A former US administration official says China can ruin the US dollar and economy by dumping its “massive dollar-denominated financial assets on the market.”
Dr. Paul Craig Roberts, who was Assistant Secretary of the US Treasury Department in the Reagan administration and associate editor of the Wall Street Journal, made the remarks in an article published on Friday.
Despite unending provocations from neoconservatives in Washington, Dr. Roberts wrote that China and Russia are exercising patience because they know some “fools” in the US could “resort to their nuclear weapons, and the entire world would be lost.”
He added that if the US persisted with its provocations, China and Russia could decide to retaliate by using economic cards.

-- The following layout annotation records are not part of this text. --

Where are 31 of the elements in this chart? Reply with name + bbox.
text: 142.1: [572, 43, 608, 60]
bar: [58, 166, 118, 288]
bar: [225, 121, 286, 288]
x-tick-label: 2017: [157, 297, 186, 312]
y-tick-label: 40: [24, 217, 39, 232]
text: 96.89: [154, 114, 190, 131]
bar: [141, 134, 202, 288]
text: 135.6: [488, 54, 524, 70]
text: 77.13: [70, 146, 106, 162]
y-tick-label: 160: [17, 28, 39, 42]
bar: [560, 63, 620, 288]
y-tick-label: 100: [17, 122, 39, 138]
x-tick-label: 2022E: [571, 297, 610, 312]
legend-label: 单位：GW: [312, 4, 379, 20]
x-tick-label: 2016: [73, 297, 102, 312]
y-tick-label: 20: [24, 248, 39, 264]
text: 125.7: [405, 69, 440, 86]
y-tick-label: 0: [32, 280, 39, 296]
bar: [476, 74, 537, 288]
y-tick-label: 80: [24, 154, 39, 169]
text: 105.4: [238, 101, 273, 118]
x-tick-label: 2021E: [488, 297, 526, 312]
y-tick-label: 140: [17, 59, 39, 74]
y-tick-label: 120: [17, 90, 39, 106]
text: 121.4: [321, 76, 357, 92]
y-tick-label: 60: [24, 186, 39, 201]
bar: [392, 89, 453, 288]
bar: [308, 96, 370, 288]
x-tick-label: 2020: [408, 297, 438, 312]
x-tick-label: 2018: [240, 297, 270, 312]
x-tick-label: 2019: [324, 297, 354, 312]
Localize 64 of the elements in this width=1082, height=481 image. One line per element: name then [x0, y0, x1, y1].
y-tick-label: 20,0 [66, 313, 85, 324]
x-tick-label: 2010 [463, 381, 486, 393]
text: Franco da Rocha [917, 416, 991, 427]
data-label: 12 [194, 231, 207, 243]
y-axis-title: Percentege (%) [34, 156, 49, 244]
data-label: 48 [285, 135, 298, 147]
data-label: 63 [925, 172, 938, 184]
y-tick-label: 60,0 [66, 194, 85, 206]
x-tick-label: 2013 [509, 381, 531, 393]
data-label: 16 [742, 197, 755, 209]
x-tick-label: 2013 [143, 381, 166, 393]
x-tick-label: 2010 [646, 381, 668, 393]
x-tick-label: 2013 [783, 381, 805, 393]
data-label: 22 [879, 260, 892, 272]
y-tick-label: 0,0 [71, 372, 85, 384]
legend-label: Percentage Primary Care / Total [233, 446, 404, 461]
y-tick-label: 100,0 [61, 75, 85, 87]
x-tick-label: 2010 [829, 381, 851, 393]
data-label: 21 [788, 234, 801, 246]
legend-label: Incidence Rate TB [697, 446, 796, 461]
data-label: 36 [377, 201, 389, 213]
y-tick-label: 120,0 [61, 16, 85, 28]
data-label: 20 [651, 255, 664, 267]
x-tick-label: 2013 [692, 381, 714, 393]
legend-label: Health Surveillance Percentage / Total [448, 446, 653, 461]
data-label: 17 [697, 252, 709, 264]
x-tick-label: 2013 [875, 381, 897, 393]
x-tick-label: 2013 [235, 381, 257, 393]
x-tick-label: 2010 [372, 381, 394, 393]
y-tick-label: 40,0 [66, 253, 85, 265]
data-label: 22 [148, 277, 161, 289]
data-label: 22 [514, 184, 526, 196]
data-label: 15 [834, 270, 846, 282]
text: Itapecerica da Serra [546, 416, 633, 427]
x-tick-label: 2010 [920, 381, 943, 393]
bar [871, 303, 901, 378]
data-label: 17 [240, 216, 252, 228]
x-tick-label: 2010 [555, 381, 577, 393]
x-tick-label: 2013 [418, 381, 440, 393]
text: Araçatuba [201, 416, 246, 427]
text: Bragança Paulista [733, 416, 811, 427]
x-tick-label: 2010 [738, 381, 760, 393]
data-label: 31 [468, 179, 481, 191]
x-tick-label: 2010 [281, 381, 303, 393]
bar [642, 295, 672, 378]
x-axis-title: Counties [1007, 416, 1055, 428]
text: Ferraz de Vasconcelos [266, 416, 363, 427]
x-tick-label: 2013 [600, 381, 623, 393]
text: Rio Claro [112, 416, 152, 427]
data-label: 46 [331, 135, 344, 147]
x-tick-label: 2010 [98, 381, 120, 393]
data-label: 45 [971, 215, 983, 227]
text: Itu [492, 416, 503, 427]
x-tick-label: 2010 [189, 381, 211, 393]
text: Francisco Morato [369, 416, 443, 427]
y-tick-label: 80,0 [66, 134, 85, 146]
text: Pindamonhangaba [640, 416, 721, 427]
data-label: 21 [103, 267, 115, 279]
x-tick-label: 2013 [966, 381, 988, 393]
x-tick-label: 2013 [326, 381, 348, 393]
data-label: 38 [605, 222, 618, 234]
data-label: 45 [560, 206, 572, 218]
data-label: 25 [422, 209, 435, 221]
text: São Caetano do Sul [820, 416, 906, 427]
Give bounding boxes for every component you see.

“All China needs to do is to dump its massive dollar-denominated financial assets on the market, all at once,” he noted.
“In order to avoid US financial collapse, the Federal Reserve would have to print massive amounts of new dollars with which to purchase the dumped Chinese holdings,” the former Treasury official added.

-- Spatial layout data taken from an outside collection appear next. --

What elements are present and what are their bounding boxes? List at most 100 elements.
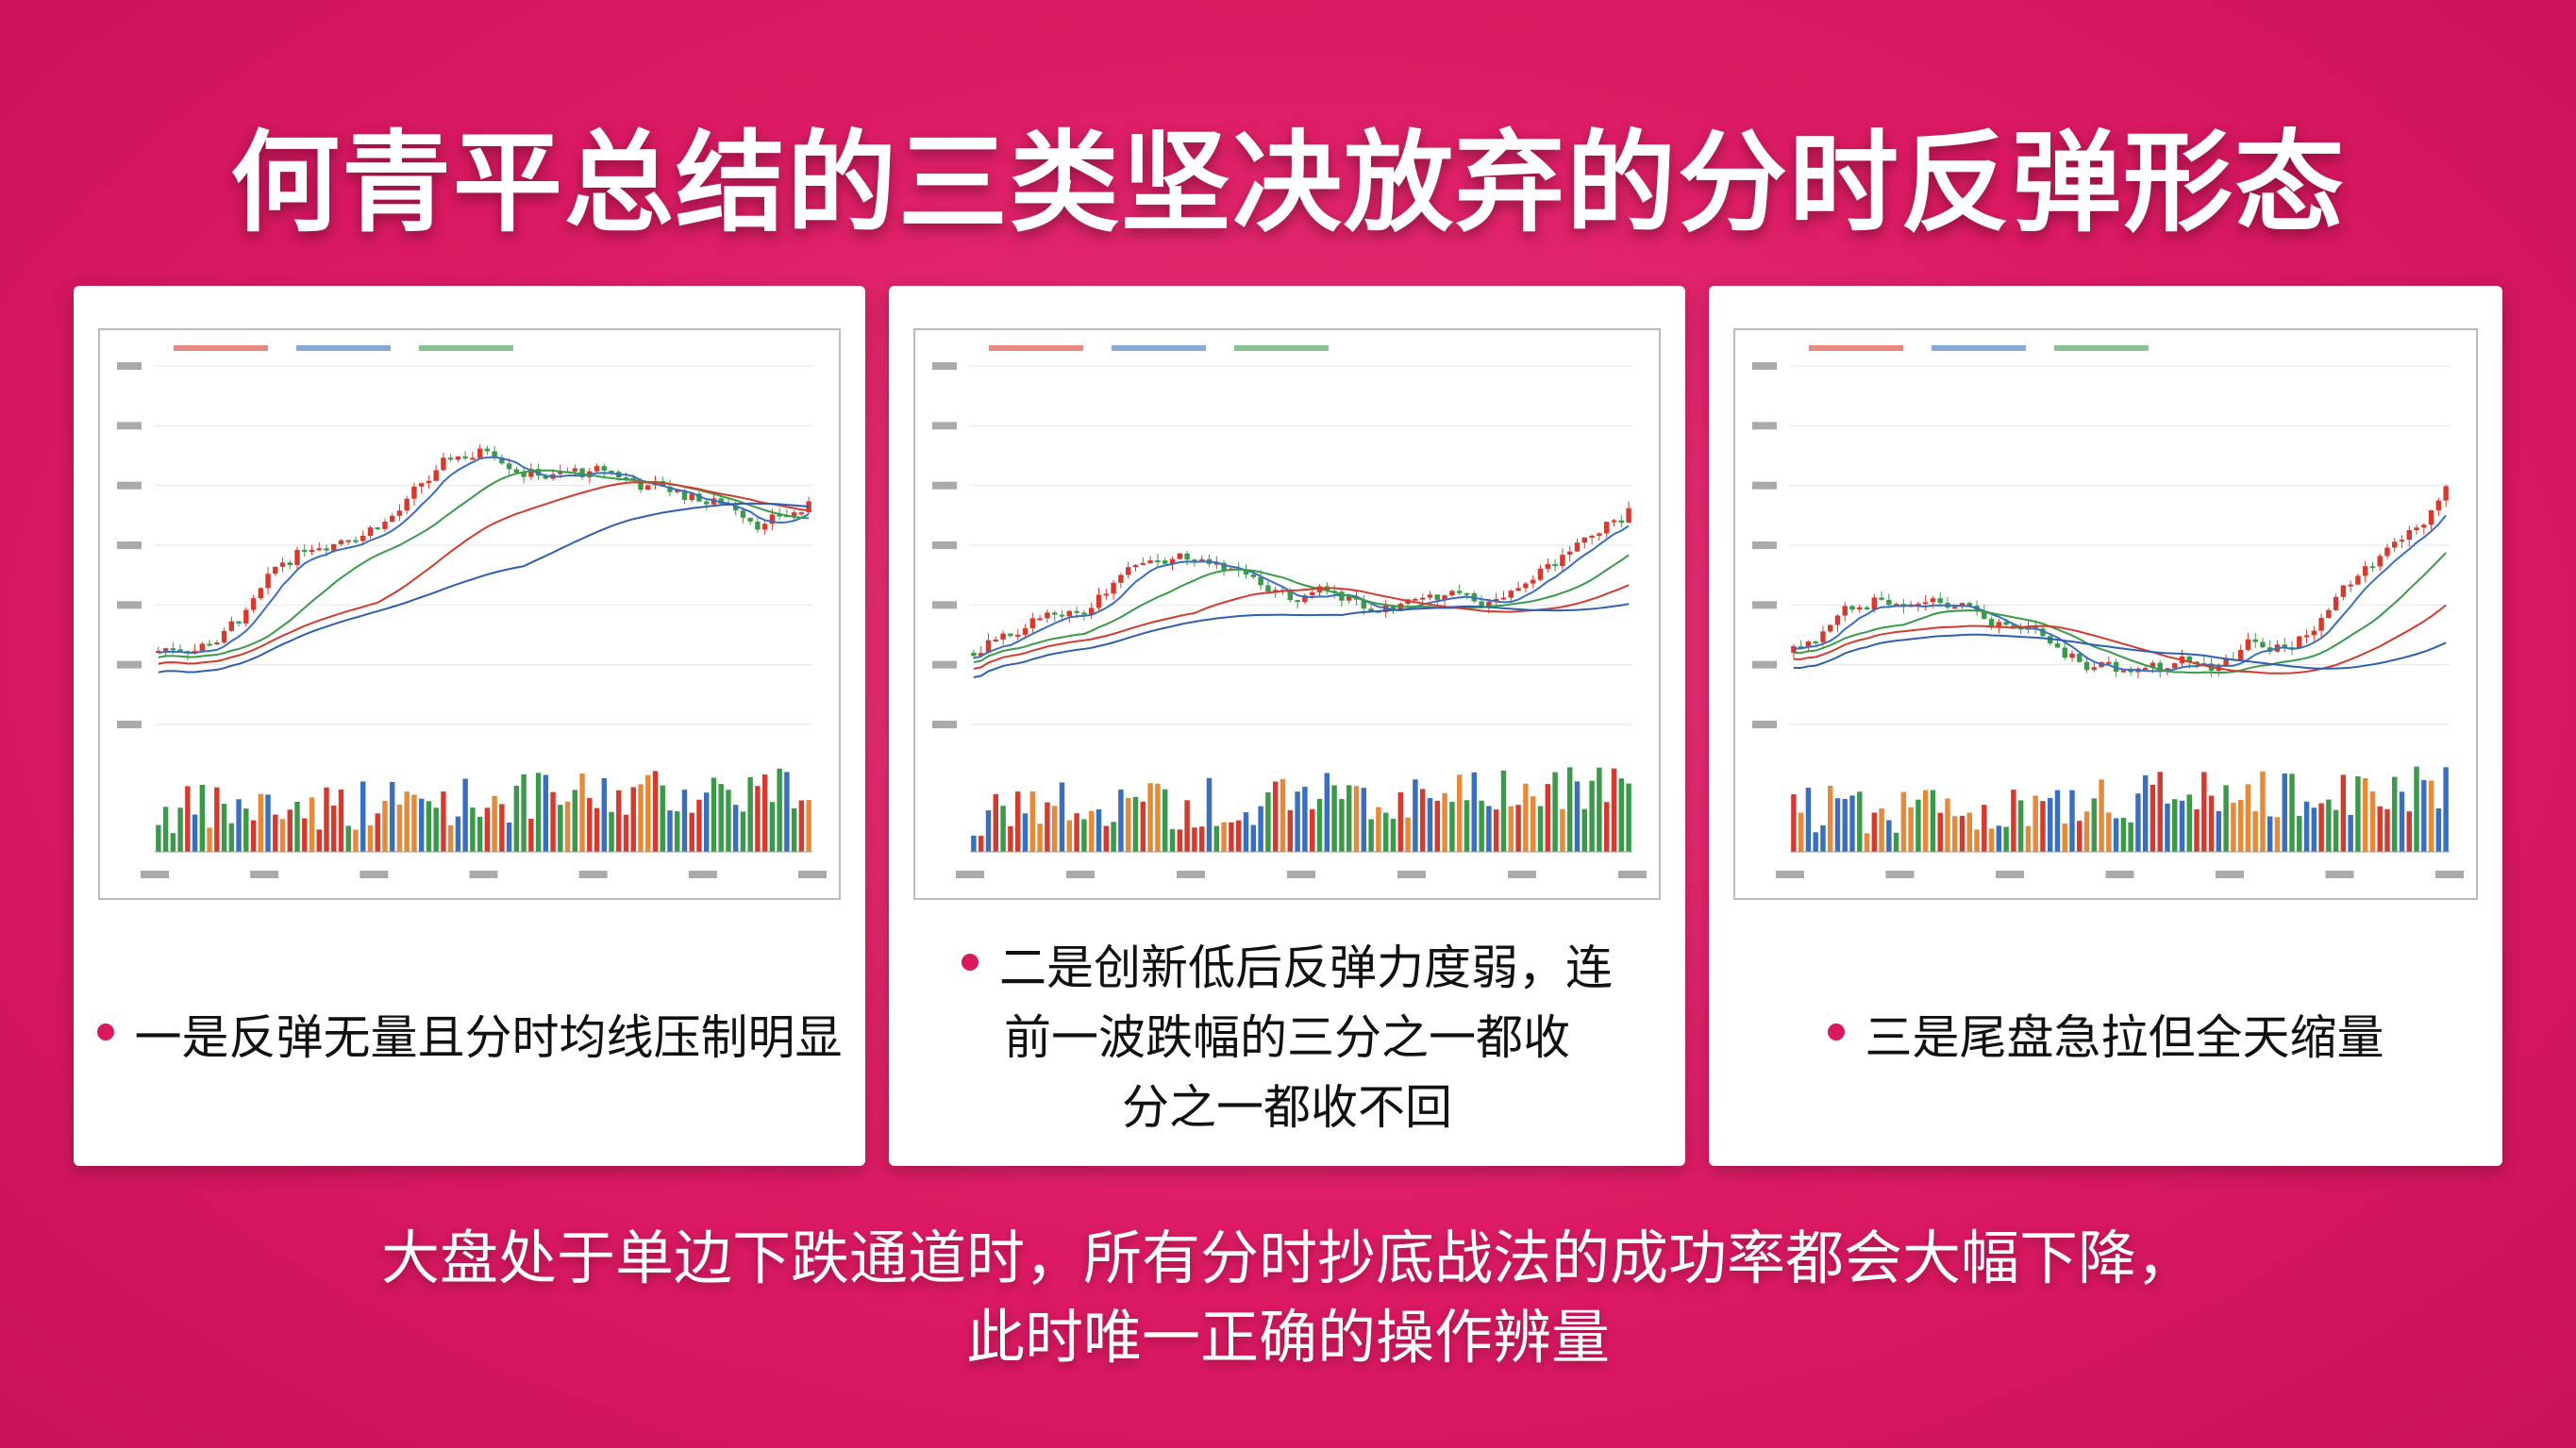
axis-label-placeholder bbox=[360, 871, 389, 878]
axis-label-placeholder bbox=[1752, 362, 1777, 370]
candle-body bbox=[441, 458, 446, 471]
axis-label-placeholder bbox=[798, 871, 827, 878]
volume-bar bbox=[1397, 791, 1404, 852]
volume-bar bbox=[2326, 799, 2332, 852]
volume-bar bbox=[1974, 829, 1980, 852]
volume-bar bbox=[1434, 800, 1441, 852]
volume-bar bbox=[1235, 820, 1242, 852]
volume-bar bbox=[616, 790, 622, 852]
candle-body bbox=[761, 524, 768, 530]
candle-body bbox=[250, 598, 257, 610]
volume-bar bbox=[784, 772, 790, 852]
volume-bar bbox=[2172, 799, 2178, 852]
candle-body bbox=[1295, 600, 1300, 603]
volume-bar bbox=[1530, 796, 1536, 852]
candle-body bbox=[579, 468, 585, 477]
volume-bar bbox=[2025, 825, 2032, 852]
candle-body bbox=[2017, 627, 2024, 630]
volume-bar bbox=[1051, 806, 1058, 852]
volume-bar bbox=[2011, 790, 2016, 852]
volume-bar bbox=[769, 802, 776, 852]
volume-bar bbox=[258, 793, 264, 852]
volume-bar bbox=[1442, 792, 1447, 852]
volume-bar bbox=[2186, 794, 2193, 852]
axis-label-placeholder bbox=[1752, 721, 1777, 728]
volume-bar bbox=[2083, 811, 2090, 852]
candle-body bbox=[2377, 556, 2383, 567]
candle-body bbox=[667, 486, 673, 492]
volume-bar bbox=[1132, 796, 1139, 852]
candle-body bbox=[1081, 612, 1087, 615]
volume-bar bbox=[2017, 800, 2024, 852]
candle-body bbox=[2062, 647, 2067, 658]
volume-bar bbox=[1523, 783, 1529, 852]
volume-bar bbox=[353, 829, 359, 852]
candle-body bbox=[1051, 612, 1058, 615]
volume-bar bbox=[601, 777, 607, 852]
candle-body bbox=[1560, 555, 1565, 567]
volume-bar bbox=[309, 797, 315, 852]
axis-label-placeholder bbox=[1752, 601, 1777, 609]
volume-bar bbox=[1206, 777, 1213, 852]
volume-bar bbox=[243, 808, 249, 852]
candle-body bbox=[1937, 598, 1943, 604]
chart-illustration bbox=[98, 328, 841, 900]
candle-body bbox=[2186, 656, 2193, 662]
candle-body bbox=[1074, 610, 1079, 613]
candle-body bbox=[1413, 598, 1418, 601]
volume-bar bbox=[675, 810, 680, 852]
volume-bar bbox=[2142, 774, 2149, 852]
candle-body bbox=[484, 448, 491, 452]
volume-bar bbox=[2406, 811, 2413, 852]
volume-bar bbox=[1331, 785, 1337, 852]
axis-label-placeholder bbox=[932, 721, 957, 728]
volume-bar bbox=[273, 814, 278, 852]
volume-bar bbox=[740, 811, 746, 852]
volume-bar bbox=[1147, 783, 1153, 852]
candle-body bbox=[1552, 563, 1558, 567]
candle-body bbox=[675, 490, 680, 492]
volume-bar bbox=[1871, 812, 1878, 852]
candle-body bbox=[2399, 540, 2405, 542]
candle-body bbox=[2003, 622, 2009, 625]
axis-label-placeholder bbox=[1618, 871, 1647, 878]
volume-bar bbox=[462, 778, 468, 852]
candle-body bbox=[1243, 569, 1249, 575]
volume-bar bbox=[2414, 766, 2419, 852]
volume-bar bbox=[338, 790, 344, 852]
volume-bar bbox=[294, 801, 300, 852]
axis-label-placeholder bbox=[117, 481, 142, 490]
candle-body bbox=[2252, 639, 2258, 642]
volume-bar bbox=[791, 807, 797, 852]
candle-body bbox=[2011, 624, 2016, 628]
axis-label-placeholder bbox=[1397, 871, 1426, 878]
volume-bar bbox=[1316, 798, 1323, 852]
volume-bar bbox=[1427, 798, 1433, 852]
candle-body bbox=[2267, 647, 2273, 652]
candle-body bbox=[2260, 641, 2266, 648]
volume-bar bbox=[375, 813, 380, 852]
volume-bar bbox=[1250, 824, 1257, 852]
volume-bar bbox=[1966, 812, 1973, 852]
volume-bar bbox=[433, 807, 439, 852]
volume-bar bbox=[594, 807, 600, 852]
volume-bar bbox=[1368, 819, 1374, 852]
candle-body bbox=[236, 621, 242, 624]
volume-bar bbox=[667, 810, 673, 852]
volume-bar bbox=[2348, 814, 2353, 852]
volume-bar bbox=[689, 812, 694, 852]
volume-bar bbox=[1618, 778, 1625, 852]
volume-bar bbox=[1515, 805, 1521, 852]
axis-label-placeholder bbox=[1287, 871, 1315, 878]
volume-bar bbox=[652, 771, 659, 852]
volume-bar bbox=[1155, 783, 1161, 852]
candle-body bbox=[1798, 646, 1804, 649]
candle-body bbox=[1486, 601, 1492, 608]
candle-body bbox=[1000, 633, 1006, 640]
volume-bar bbox=[1805, 788, 1812, 852]
candle-body bbox=[645, 485, 651, 491]
legend-placeholder bbox=[1932, 345, 2026, 351]
axis-label-placeholder bbox=[117, 721, 142, 728]
candle-body bbox=[1864, 607, 1870, 610]
volume-bar bbox=[1287, 809, 1294, 852]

“The Chinese government then dumps the massive holdings of dollars it has received from its selloff of dollar-dominated financial instruments,” he further said.
“Now what happens? The Fed can print dollars with which to purchase the dumped Chinese holdings, but the Fed cannot print foreign currencies with which to buy up the dumped dollars,” he continued.
He warned that the massive supply of dollars dumped in the market by Beijing “would have no takers,” leading to a drastic devaluation of the dollar as well as the economic, social, and political chaos in the United States.
As part of a new strategy to “pivot” US military presence toward the Asia-Pacific, the United States is encircling China with a chain of small air bases and military ports, a strategy many analysts believe could lead to a direct confrontation between the two adversaries.
The US has also entered what many observes call an “economic war” with Russia over the crisis in Ukraine.